In a probate case, one of the primary responsibilities of the personal representative is to collect, maintain and manage the assets of the estate. This includes filing with the probate court an inventory of the estate’s assets. Here are three things every personal representative should know about preparing the inventory in a probate case:
- What is probate property? Not all assets of the deceased are subject to jurisdiction of the probate court. Only assets owned in the deceased’s name alone go through probate. Consequently, joint tenancy property, bank accounts with payable-on-death beneficiaries designated and property owned by a revocable living trust need not be included in the inventory filed with the probate court.
- An inventory is not always required. The Oklahoma probate laws allow the court to waive the filing of an inventory. The personal representative can request an order waiving the filing of an inventory in either the initial petition or a subsequent application.

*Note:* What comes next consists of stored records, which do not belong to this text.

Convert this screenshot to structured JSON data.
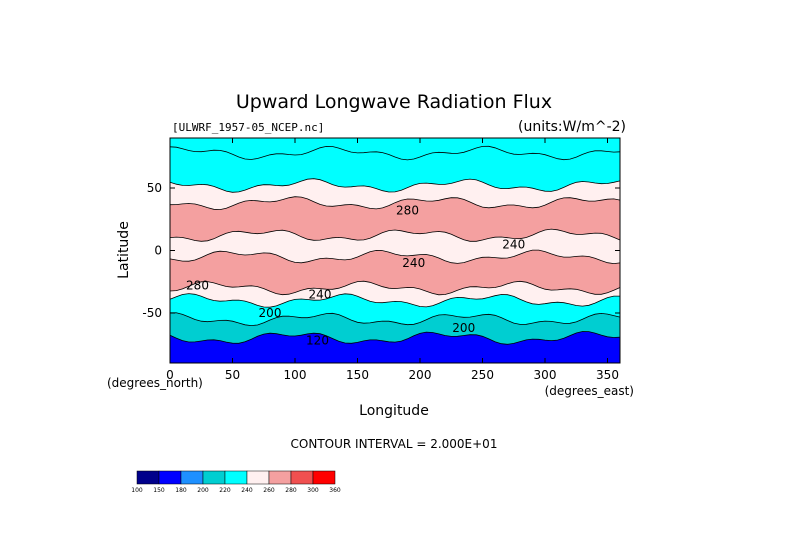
{
  "chart_data": {
    "type": "heatmap",
    "title": "Upward Longwave Radiation Flux",
    "file_label": "[ULWRF_1957-05_NCEP.nc]",
    "units_label": "(units:W/m^-2)",
    "xlabel": "Longitude",
    "ylabel": "Latitude",
    "x_unit_label": "(degrees_east)",
    "y_unit_label": "(degrees_north)",
    "xlim": [
      0,
      360
    ],
    "ylim": [
      -90,
      90
    ],
    "x_ticks": [
      0,
      50,
      100,
      150,
      200,
      250,
      300,
      350
    ],
    "y_ticks": [
      -50,
      0,
      50
    ],
    "contour_interval_text": "CONTOUR INTERVAL = 2.000E+01",
    "levels": [
      100,
      150,
      180,
      200,
      220,
      240,
      260,
      280,
      300,
      360
    ],
    "level_colors": [
      "#00008b",
      "#0000ff",
      "#1e90ff",
      "#00ced1",
      "#00ffff",
      "#fff0f0",
      "#f4a0a0",
      "#f05050",
      "#ff0000"
    ],
    "contour_labels": [
      {
        "text": "280",
        "lon": 190,
        "lat": 32
      },
      {
        "text": "240",
        "lon": 195,
        "lat": -10
      },
      {
        "text": "280",
        "lon": 22,
        "lat": -28
      },
      {
        "text": "240",
        "lon": 120,
        "lat": -35
      },
      {
        "text": "200",
        "lon": 80,
        "lat": -50
      },
      {
        "text": "200",
        "lon": 235,
        "lat": -62
      },
      {
        "text": "120",
        "lon": 118,
        "lat": -72
      },
      {
        "text": "240",
        "lon": 275,
        "lat": 5
      }
    ],
    "bands": [
      {
        "lat_from": 90,
        "lat_to": 78,
        "level": 220
      },
      {
        "lat_from": 78,
        "lat_to": 52,
        "level": 220
      },
      {
        "lat_from": 52,
        "lat_to": 38,
        "level": 240
      },
      {
        "lat_from": 38,
        "lat_to": 12,
        "level": 260
      },
      {
        "lat_from": 12,
        "lat_to": -5,
        "level": 240
      },
      {
        "lat_from": -5,
        "lat_to": -30,
        "level": 260
      },
      {
        "lat_from": -30,
        "lat_to": -40,
        "level": 240
      },
      {
        "lat_from": -40,
        "lat_to": -55,
        "level": 220
      },
      {
        "lat_from": -55,
        "lat_to": -70,
        "level": 200
      },
      {
        "lat_from": -70,
        "lat_to": -90,
        "level": 150
      }
    ]
  }
}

- Valuation is important. In addition to listing the assets of the probate estate, the personal representative must assign values to such assets. While the personal representative can simply state his or her opinion as to the value of the estate’s assets, it often makes sense to hire professional appraisers, particularly for the deceased’s primary residence and any oil and gas rights.
As with other probate issues, a personal representative would be best served by retaining a knowledgeable attorney. Doing so can ensure that the personal representative fulfills their statutory duties, avoids legal liability and minimizes disputes among family members.